Boaters, driven away by the slimy blue-green algae that once fouled propellers and hulls 10 years ago, are back on the river in ever-increasing numbers. Anglers report that game fish, including the highly prized largemouth bass, are returning, too.

Those are marked changes from the river's condition for most of this century. For years it was a dumping place for raw human and animal waste and industrial effluent. As recently as 1971 the river was so polluted that the city actually made swimming a crime punishable by a $300 fine.

But since 1973 there has been a gradual -- and significant -- improvement in those scientific indicators used to measure the purity of water. Counts of fecal coliform which indicate the presence of human or animal waste (which can harbor microorganisms causing infectious diseases), have dropped steadily as many pipes draining raw sewage into the river have been sealed up. Farther upstream, improvements have been made in sewage treatment plants, while locally officials say the Blue Plains treatment plant has become a much more efficient processor of the area's waste.

As a result, fecal coliform counts now show "that the (river) water is of a high quality for long periods of time," said Brink.

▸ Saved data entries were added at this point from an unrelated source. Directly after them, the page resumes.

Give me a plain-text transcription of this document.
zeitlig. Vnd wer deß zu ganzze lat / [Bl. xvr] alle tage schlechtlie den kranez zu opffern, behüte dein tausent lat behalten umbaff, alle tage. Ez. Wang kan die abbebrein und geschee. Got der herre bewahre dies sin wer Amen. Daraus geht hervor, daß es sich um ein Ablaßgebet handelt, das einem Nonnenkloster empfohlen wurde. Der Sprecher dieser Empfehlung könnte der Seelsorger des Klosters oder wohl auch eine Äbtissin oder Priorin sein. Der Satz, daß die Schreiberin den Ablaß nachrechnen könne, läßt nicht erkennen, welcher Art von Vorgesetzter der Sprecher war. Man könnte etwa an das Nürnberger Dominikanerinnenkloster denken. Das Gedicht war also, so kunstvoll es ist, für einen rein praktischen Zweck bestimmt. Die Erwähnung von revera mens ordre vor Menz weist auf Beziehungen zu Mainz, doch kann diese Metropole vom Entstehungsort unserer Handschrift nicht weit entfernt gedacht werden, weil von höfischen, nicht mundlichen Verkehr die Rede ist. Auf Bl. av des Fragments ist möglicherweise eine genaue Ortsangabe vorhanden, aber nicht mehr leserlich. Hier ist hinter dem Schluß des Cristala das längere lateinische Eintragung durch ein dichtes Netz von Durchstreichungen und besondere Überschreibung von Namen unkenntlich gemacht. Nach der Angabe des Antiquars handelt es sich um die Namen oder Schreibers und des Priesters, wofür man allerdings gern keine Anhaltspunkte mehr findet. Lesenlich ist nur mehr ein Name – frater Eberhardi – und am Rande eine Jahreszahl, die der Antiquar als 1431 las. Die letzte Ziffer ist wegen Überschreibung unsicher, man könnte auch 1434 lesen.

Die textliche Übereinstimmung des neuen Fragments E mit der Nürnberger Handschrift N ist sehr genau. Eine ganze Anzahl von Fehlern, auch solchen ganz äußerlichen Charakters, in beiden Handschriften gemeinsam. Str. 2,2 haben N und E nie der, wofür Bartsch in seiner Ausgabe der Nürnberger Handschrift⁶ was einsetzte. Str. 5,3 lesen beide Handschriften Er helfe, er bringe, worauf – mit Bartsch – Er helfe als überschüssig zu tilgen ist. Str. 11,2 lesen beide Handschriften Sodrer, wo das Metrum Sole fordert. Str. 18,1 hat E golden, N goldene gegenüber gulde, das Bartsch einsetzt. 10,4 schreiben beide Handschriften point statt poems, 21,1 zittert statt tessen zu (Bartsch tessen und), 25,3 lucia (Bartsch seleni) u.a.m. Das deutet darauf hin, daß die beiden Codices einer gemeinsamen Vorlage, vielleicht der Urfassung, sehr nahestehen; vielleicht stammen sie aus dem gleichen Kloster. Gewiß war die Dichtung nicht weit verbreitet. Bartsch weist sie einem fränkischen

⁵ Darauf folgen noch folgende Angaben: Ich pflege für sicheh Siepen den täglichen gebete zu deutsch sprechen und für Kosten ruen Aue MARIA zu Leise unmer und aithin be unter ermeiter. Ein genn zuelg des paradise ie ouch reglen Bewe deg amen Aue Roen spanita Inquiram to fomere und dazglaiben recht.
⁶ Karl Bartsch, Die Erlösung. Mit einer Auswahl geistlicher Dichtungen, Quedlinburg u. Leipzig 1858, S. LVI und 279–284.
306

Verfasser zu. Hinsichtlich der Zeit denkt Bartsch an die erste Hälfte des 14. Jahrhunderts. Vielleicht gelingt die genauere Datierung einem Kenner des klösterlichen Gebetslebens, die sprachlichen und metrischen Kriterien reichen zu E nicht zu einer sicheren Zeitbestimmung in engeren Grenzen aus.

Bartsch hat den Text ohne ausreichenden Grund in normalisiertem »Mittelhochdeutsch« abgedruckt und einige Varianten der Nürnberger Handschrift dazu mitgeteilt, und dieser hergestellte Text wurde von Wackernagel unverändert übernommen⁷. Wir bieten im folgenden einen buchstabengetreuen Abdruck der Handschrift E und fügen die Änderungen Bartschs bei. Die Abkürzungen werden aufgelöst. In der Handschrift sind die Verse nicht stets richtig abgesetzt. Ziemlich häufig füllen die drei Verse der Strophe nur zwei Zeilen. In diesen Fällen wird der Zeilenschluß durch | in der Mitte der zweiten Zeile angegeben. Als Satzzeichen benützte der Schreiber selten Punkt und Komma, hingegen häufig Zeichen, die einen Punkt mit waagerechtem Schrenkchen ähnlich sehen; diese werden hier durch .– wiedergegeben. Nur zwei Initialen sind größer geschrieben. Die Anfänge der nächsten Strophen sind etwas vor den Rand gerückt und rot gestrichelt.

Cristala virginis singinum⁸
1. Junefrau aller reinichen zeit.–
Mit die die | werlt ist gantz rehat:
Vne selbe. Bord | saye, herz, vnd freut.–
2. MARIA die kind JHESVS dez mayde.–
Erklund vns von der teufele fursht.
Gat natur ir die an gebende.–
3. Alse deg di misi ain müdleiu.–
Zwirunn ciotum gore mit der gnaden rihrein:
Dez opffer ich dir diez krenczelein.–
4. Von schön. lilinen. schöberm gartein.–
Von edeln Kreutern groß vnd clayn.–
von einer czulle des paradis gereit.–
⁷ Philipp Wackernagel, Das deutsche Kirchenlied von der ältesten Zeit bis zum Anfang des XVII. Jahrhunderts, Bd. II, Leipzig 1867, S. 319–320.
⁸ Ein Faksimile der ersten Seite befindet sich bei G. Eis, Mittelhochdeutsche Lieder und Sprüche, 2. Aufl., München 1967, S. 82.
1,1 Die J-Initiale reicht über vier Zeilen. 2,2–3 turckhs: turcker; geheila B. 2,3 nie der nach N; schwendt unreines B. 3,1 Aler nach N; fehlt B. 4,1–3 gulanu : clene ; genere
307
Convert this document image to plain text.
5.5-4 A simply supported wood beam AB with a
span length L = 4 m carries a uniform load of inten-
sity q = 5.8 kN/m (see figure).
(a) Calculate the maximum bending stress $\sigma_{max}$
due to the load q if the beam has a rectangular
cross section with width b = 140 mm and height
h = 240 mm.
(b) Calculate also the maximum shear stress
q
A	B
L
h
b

Accordingly, said Tucker, there could be officially sanctioned swimming in the District of Columbia's portion of the Potomac by 1981, two years ahead of the goal set by the federal Clean Water Act. All that remains to be done is to establish a supervised beach for swimming, officials say. Because of budgetary considerations, that may have to wait until next year or the 1981 city budget because the city currently does not have the money it would need to create such a site.

Though Maryland and Virginia have no laws prohibiting swimming in the river, Eastman said, neither has established riverside facilities for bathers.

The city's apparent willingness to consider lifting the ban on swimming in the river was prompted by a Potomac Commission request earlier this summer that the city reevaluate its past refusals to do so.

The commission has been pushing for an end to the ban for some time. Last year, Eastman and other commission officials threatened to hold a "swim-in" at Thompson's Boat House on the river as a dramatic demonstration of their contention that the cleanup had been successful.

Officials in Mayor Walter E. Washington's administration, however, were not enthusiastic about the proposal and the D.C. Harbor Police headed off the demonstration before anyone was able to dive in.

Though the river has improved, many environmentalists are displeased with the continuing progress of the cleanup. They say that they are dubious about the ability of Blue Plains and other sewage treatment plants to clean up pollution in the long run.

In addition, Cole says he is deeply concerned about a new sewer agreement that the District of Columbia, Fairfax County and suburban Maryland have reached with the Environmental Protection Agency on Blue Plains. That agreement would permit local jurisdictions to increase the amount of sewage each pumps to Blue Plains by 5 percent.

Cole said there are not strong enough guarantees in the agreement to ensure that the plant will not become overloaded, as it did in the late '60s and early '70s, and cause another cycle of pollution in the river.

In any event, the Barry administration's new position is likely to brighten prospects for repeal of the 1971 city ordinance banning swimming. Council member Jerry A. Moore Jr. (R-At Large), chairman of the Transportation and Environmental Affairs Committee, plans to hold public hearings on the ordinance this fall.

"The time has come for the council to reconsider the ban," Moore said earlier this summer.

In the meantime, even though Harbor Police "have no opposition to swimming in principle," according to Sgt. Ronald T. Wilkins, swimming is still forbidden. Currents in the river can be treacherous, he said, and until an adequately supervised swimming area is set aside, no one will be allowed to swim.